Herstel van een gebroken (gebroken) duim kan niet-chirurgisch of chirurgisch worden uitgevoerd. Welke methode wordt gekozen, hangt af van een aantal factoren, waaronder de plaats van de breuk en hoeveel verschuiving (verplaatsing) van het bot is opgetreden. De duim bestaat uit twee botten: het distale vingerkootje en het proximale vingerkootje. Het distale vingerkootje loopt van de duimpunt tot de knokkel; het proximale vingerkootje loopt van de knokkel tot de duimbasis. Typische oorzaken van een gebroken duim zijn vallen op een uitgestrekte hand en sporten waarbij de duimmuisspieren worden verdraaid of aangespannen.

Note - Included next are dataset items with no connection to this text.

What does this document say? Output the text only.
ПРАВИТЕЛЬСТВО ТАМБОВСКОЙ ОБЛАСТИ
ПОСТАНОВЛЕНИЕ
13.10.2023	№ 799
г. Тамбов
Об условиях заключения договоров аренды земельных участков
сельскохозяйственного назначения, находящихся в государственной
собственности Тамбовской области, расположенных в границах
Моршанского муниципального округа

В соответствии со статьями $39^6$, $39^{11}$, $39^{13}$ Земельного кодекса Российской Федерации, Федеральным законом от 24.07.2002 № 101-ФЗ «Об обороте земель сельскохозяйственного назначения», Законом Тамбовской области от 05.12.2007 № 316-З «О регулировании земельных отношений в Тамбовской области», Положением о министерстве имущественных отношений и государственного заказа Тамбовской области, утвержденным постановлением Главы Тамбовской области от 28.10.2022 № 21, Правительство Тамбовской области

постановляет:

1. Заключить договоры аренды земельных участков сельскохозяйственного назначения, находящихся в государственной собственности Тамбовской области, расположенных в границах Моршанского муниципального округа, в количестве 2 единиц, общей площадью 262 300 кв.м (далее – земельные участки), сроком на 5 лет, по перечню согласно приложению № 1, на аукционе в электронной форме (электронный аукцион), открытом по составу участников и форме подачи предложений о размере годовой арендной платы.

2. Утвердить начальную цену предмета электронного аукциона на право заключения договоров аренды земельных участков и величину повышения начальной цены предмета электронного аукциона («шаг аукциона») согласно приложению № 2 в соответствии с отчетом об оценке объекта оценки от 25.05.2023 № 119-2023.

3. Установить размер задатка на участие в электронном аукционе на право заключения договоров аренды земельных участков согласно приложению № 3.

Tekenen van een gebroken duim
Tekenen dat een duim gebroken kan zijn, zijn onder meer de volgende:
- Erge pijn op de plaats van de breuk
- Zwellen op/rond de plaats van de breuk
- Extreme gevoeligheid op de plaats van de breuk
- Onvermogen, of beperkt vermogen, om de duim te bewegen
- Duim ziet er misvormd uit
- Duim voelt gevoelloos en/of koud aan
Mensen met een calciumtekort of een botziekte hebben een grotere kans op duimbreuken.
Behandeling van een gebroken duim
Een gebroken duim kan niet-chirurgisch of operatief worden hersteld.
Nonchirurgische reparatie van een gebroken duim
Het is mogelijk dat een spica-gips, dat de pols, handpalm en duim immobiliseert, kan worden gebruikt om een duimfractuur te behandelen. Gips is geschikt als de botstukken niet noemenswaardig zijn verschoven of weer op hun plaats kunnen worden gemanipuleerd, of als de breuk in de schacht (het midden) van het bot zit. Het gips blijft meestal 4 tot 6 weken zitten en in die tijd worden regelmatig röntgenfoto’s gemaakt om te controleren of het bot niet van zijn plaats is geschoven.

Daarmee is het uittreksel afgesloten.